Saskatchewan Government Insurance (SGI) has turned down a local man’s request to have his last name on a personalized licence plate, because his name – “Assman” – was an “unacceptable slogan.”
Melville, Saskatchewan native Dave Assman is proud of his family name, but was dismayed when the public insurer turned down his request.
“It’s my last name, I’ve always had it,” Assman told CBC News, pronouncing his Germanic name as “Oss-men.”
“I’m not ashamed of it. There’s nothing bad about it.”
SGI spokesperson Tyler McMurchy said that SGI has guidelines for slogans which specify that the insurer will not approve licence plates the general public may find “offensive, suggestive or not in good taste.”

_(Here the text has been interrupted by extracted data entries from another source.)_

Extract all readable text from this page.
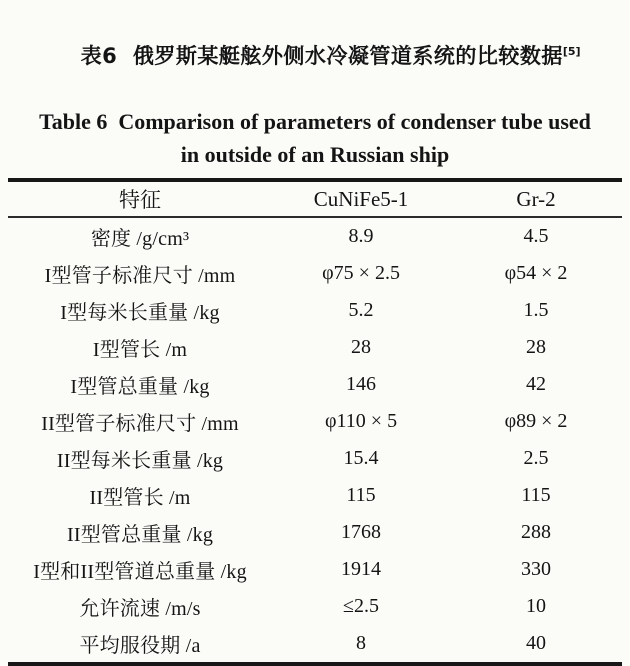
表6  俄罗斯某艇舷外侧水冷凝管道系统的比较数据[5]

Table 6  Comparison of parameters of condenser tube used
in outside of an Russian ship
特征	CuNiFe5-1	Gr-2
密度 /g/cm³	8.9	4.5
I型管子标准尺寸 /mm	φ75 × 2.5	φ54 × 2
I型每米长重量 /kg	5.2	1.5
I型管长 /m	28	28
I型管总重量 /kg	146	42
II型管子标准尺寸 /mm	φ110 × 5	φ89 × 2
II型每米长重量 /kg	15.4	2.5
II型管长 /m	115	115
II型管总重量 /kg	1768	288
I型和II型管道总重量 /kg	1914	330
允许流速 /m/s	≤2.5	10
平均服役期 /a	8	40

“Even if a word is someone’s name and pronounced differently than the offensive version, that’s not something that would be apparent to other motorists who will see the plate,” McMurchy said in an email statement.

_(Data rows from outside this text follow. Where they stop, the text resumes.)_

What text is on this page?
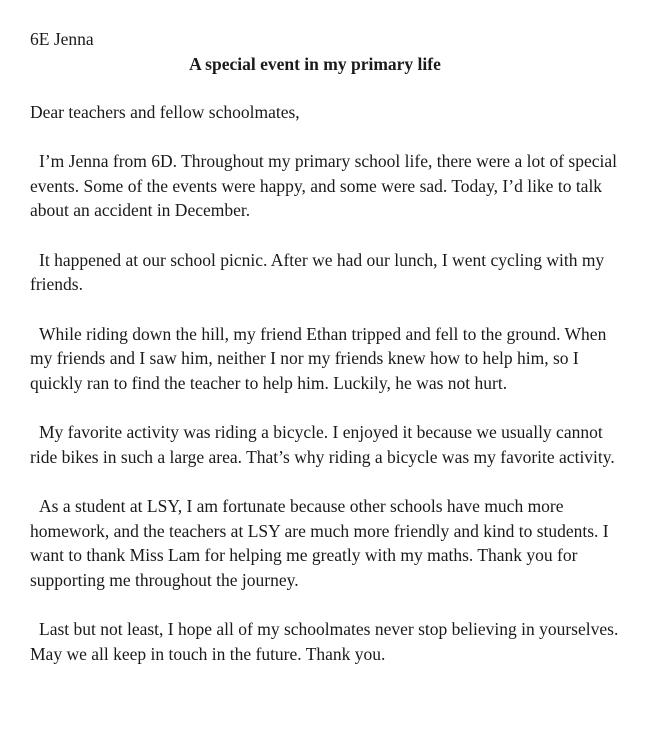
6E Jenna

A special event in my primary life

Dear teachers and fellow schoolmates,

I’m Jenna from 6D. Throughout my primary school life, there were a lot of special events. Some of the events were happy, and some were sad. Today, I’d like to talk about an accident in December.

It happened at our school picnic. After we had our lunch, I went cycling with my friends.

While riding down the hill, my friend Ethan tripped and fell to the ground. When my friends and I saw him, neither I nor my friends knew how to help him, so I quickly ran to find the teacher to help him. Luckily, he was not hurt.

My favorite activity was riding a bicycle. I enjoyed it because we usually cannot ride bikes in such a large area. That’s why riding a bicycle was my favorite activity.

As a student at LSY, I am fortunate because other schools have much more homework, and the teachers at LSY are much more friendly and kind to students. I want to thank Miss Lam for helping me greatly with my maths. Thank you for supporting me throughout the journey.

Last but not least, I hope all of my schoolmates never stop believing in yourselves. May we all keep in touch in the future. Thank you.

If an individual appeals a decision to reject a personalized licence plate, a committee – composed of SGI employees – reviews the decision. However, McMurchy said that the committee has upheld a decision to reject “Assman” in the past.
According to Assman, he shares his name with his great-grandfather, who was a wealthy farmer from Neudorf.
“Farmers would come in the early ‘30s and they borrowed money from him,” Assman explained. “Instead of him foreclosing on their land, he just either forgave it, or let them pay when they could.”